Structures along the edge of the mantle
respond to light and touch.
• Masses of nerve cells called ganglia are
located above the mouth and in the foot.
• Ganglia are connected by nerve cords
More clams
• Obtain both food and O2 from the water that
flows through their bodies.
• Water enters the clam through the incurrent
siphon Cilia move the water across respiratory
organs, called gills in the mantle cavity.
• O2 diffuses from the waste to the blood and
CO2 diffuses from the blood to the water.
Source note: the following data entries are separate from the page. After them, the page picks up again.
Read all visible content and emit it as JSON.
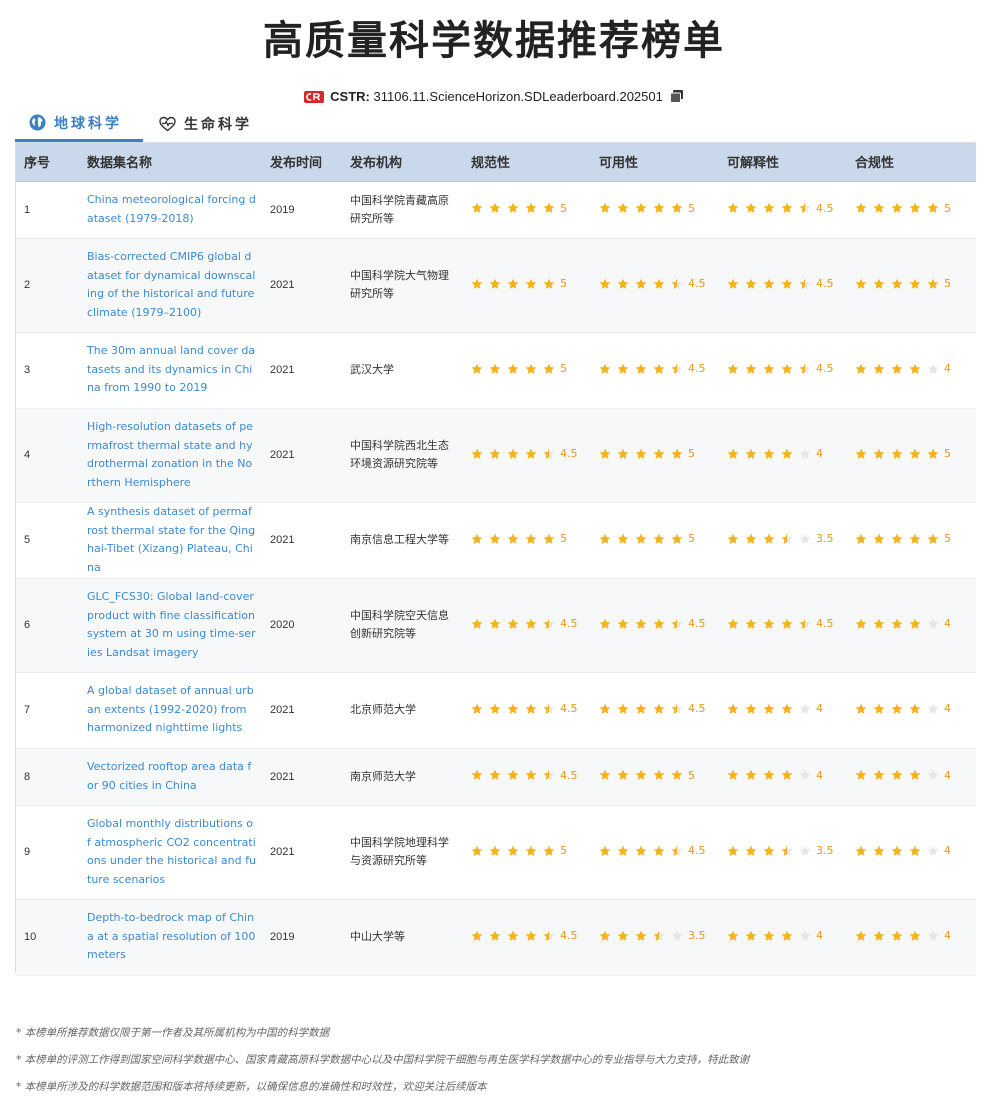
{
  "page": {
    "title": "高质量科学数据推荐榜单",
    "cstr_label": "CSTR:",
    "cstr_value": "31106.11.ScienceHorizon.SDLeaderboard.202501"
  },
  "tabs": [
    {
      "label": "地球科学",
      "icon": "globe-icon",
      "active": true
    },
    {
      "label": "生命科学",
      "icon": "heart-pulse-icon",
      "active": false
    }
  ],
  "table": {
    "headers": [
      "序号",
      "数据集名称",
      "发布时间",
      "发布机构",
      "规范性",
      "可用性",
      "可解释性",
      "合规性"
    ],
    "rows": [
      {
        "index": "1",
        "name": "China meteorological forcing dataset (1979-2018)",
        "year": "2019",
        "org": "中国科学院青藏高原研究所等",
        "ratings": [
          5,
          5,
          4.5,
          5
        ],
        "labels": [
          "5",
          "5",
          "4.5",
          "5"
        ]
      },
      {
        "index": "2",
        "name": "Bias-corrected CMIP6 global dataset for dynamical downscaling of the historical and future climate (1979–2100)",
        "year": "2021",
        "org": "中国科学院大气物理研究所等",
        "ratings": [
          5,
          4.5,
          4.5,
          5
        ],
        "labels": [
          "5",
          "4.5",
          "4.5",
          "5"
        ]
      },
      {
        "index": "3",
        "name": "The 30m annual land cover datasets and its dynamics in China from 1990 to 2019",
        "year": "2021",
        "org": "武汉大学",
        "ratings": [
          5,
          4.5,
          4.5,
          4
        ],
        "labels": [
          "5",
          "4.5",
          "4.5",
          "4"
        ]
      },
      {
        "index": "4",
        "name": "High-resolution datasets of permafrost thermal state and hydrothermal zonation in the Northern Hemisphere",
        "year": "2021",
        "org": "中国科学院西北生态环境资源研究院等",
        "ratings": [
          4.5,
          5,
          4,
          5
        ],
        "labels": [
          "4.5",
          "5",
          "4",
          "5"
        ]
      },
      {
        "index": "5",
        "name": "A synthesis dataset of permafrost thermal state for the Qinghai-Tibet (Xizang) Plateau, China",
        "year": "2021",
        "org": "南京信息工程大学等",
        "ratings": [
          5,
          5,
          3.5,
          5
        ],
        "labels": [
          "5",
          "5",
          "3.5",
          "5"
        ]
      },
      {
        "index": "6",
        "name": "GLC_FCS30: Global land-cover product with fine classification system at 30 m using time-series Landsat imagery",
        "year": "2020",
        "org": "中国科学院空天信息创新研究院等",
        "ratings": [
          4.5,
          4.5,
          4.5,
          4
        ],
        "labels": [
          "4.5",
          "4.5",
          "4.5",
          "4"
        ]
      },
      {
        "index": "7",
        "name": "A global dataset of annual urban extents (1992-2020) from harmonized nighttime lights",
        "year": "2021",
        "org": "北京师范大学",
        "ratings": [
          4.5,
          4.5,
          4,
          4
        ],
        "labels": [
          "4.5",
          "4.5",
          "4",
          "4"
        ]
      },
      {
        "index": "8",
        "name": "Vectorized rooftop area data for 90 cities in China",
        "year": "2021",
        "org": "南京师范大学",
        "ratings": [
          4.5,
          5,
          4,
          4
        ],
        "labels": [
          "4.5",
          "5",
          "4",
          "4"
        ]
      },
      {
        "index": "9",
        "name": "Global monthly distributions of atmospheric CO2 concentrations under the historical and future scenarios",
        "year": "2021",
        "org": "中国科学院地理科学与资源研究所等",
        "ratings": [
          5,
          4.5,
          3.5,
          4
        ],
        "labels": [
          "5",
          "4.5",
          "3.5",
          "4"
        ]
      },
      {
        "index": "10",
        "name": "Depth-to-bedrock map of China at a spatial resolution of 100 meters",
        "year": "2019",
        "org": "中山大学等",
        "ratings": [
          4.5,
          3.5,
          4,
          4
        ],
        "labels": [
          "4.5",
          "3.5",
          "4",
          "4"
        ]
      }
    ]
  },
  "notes": [
    "* 本榜单所推荐数据仅限于第一作者及其所属机构为中国的科学数据",
    "* 本榜单的评测工作得到国家空间科学数据中心、国家青藏高原科学数据中心以及中国科学院干细胞与再生医学科学数据中心的专业指导与大力支持，特此致谢",
    "* 本榜单所涉及的科学数据范围和版本将持续更新，以确保信息的准确性和时效性，欢迎关注后续版本"
  ],
  "colors": {
    "accent": "#3b7fc4",
    "star": "#f5b21b",
    "star_empty": "#e6e6e6",
    "score": "#e79a14",
    "header_bg": "#c9d8ea"
  }
}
• The water is then expelled through the
excurrent siphon.
Clams
• Known as filter feeders.
• Mucus on the gills traps the food matter,
cilia push the food-laden mucus on to the
clam’s mouth.
• From there the food passes into the
stomach.
• Undigested food particles leave the clam
through the anus.
Clams
• Open circulatory system
• Blood flows through large open spaces or sinuses, rather
than through a system of blood vessels.
• Clams have a 3 chambered heart that pumps the blood
through the clam
• Most clams have separate sexes. The sperm and eggs
are shed into the water (external fertilization), where
fertilization takes place.
• The fertilized egg becomes a trochophore larva that
settles on the bottom and develops into an adult.
Oysters
• Cannot move, are sessile.
• Early in its live, an oyster permanently attaches
its flat lower shell to a hard surface.
• The outer shell is rough in texture, while the
inner surface of the shell is smooth and often
iridescent.
• If an irritant such as a grain of sand enters an
oyster shell, the oyster protects itself by covering
the foreign matter with several layers of shell
material. Called a pearl.
Oysters
Mollusks with one Shell
• Largest class called Gastropoda, a
name means “belly(stomach)footed”
• 37,500 species include snails and
slugs that live in water and on land.
• Most are univalves, only one shell.
• Shell is usually coiled, slugs have no
shell.
Slugs
• Can survive without shells because they
live in moist environments.
• Like land snails, slugs that live on land
respire through blood vessels in the
mantle cavity.
• Sea slugs respire through gills.
Head-Foot Mollusks
• Class Cephalopoda includes the more advanced
of all mollusks—the squid, octopus, cuttlefish,
and nautilus
• Cephalopod mans “head-foot and reflects the
fact that the head and foot of these mollusks is
fused during development.
• Well-developed head bears a pair of complex
eyes and the foot is divided into tentacles.
• Only the nautilus has an outer shell.
• The octopus has no shell at all
Cephalopods
• Cephalopods have a well-developed nervous
system with many ganglia and a complex brain
Central mouth has jaws and a radula and is
surrounded by arms or tentacles.
The nautilus has over 90 tentacles, the octopus
has eight, and the squid has 8 tentacle-like arms
and 2 long tentacles.
• Powerful suckers on the arms and tentacles of
most cephalopods aid in grasping prey. Some
cephalopods, such as the giant squid, have
suckers that are armed with hooks.
Cephalopods
• All are marine animals and live at all
depths.
• Cephalopods are predators—that is they
kil and eat other animals, such as fishes,
crabs, and bivalves.
Octopus
• The octopus is highly specialized for its
predatory way of life.
• Moves by jet propulsion forcibly
contracting the muscles of its mantle and
closing the mantle cavity, the octopus
squirts out a jet of water through its siphon
and speeds off in the opposite direction.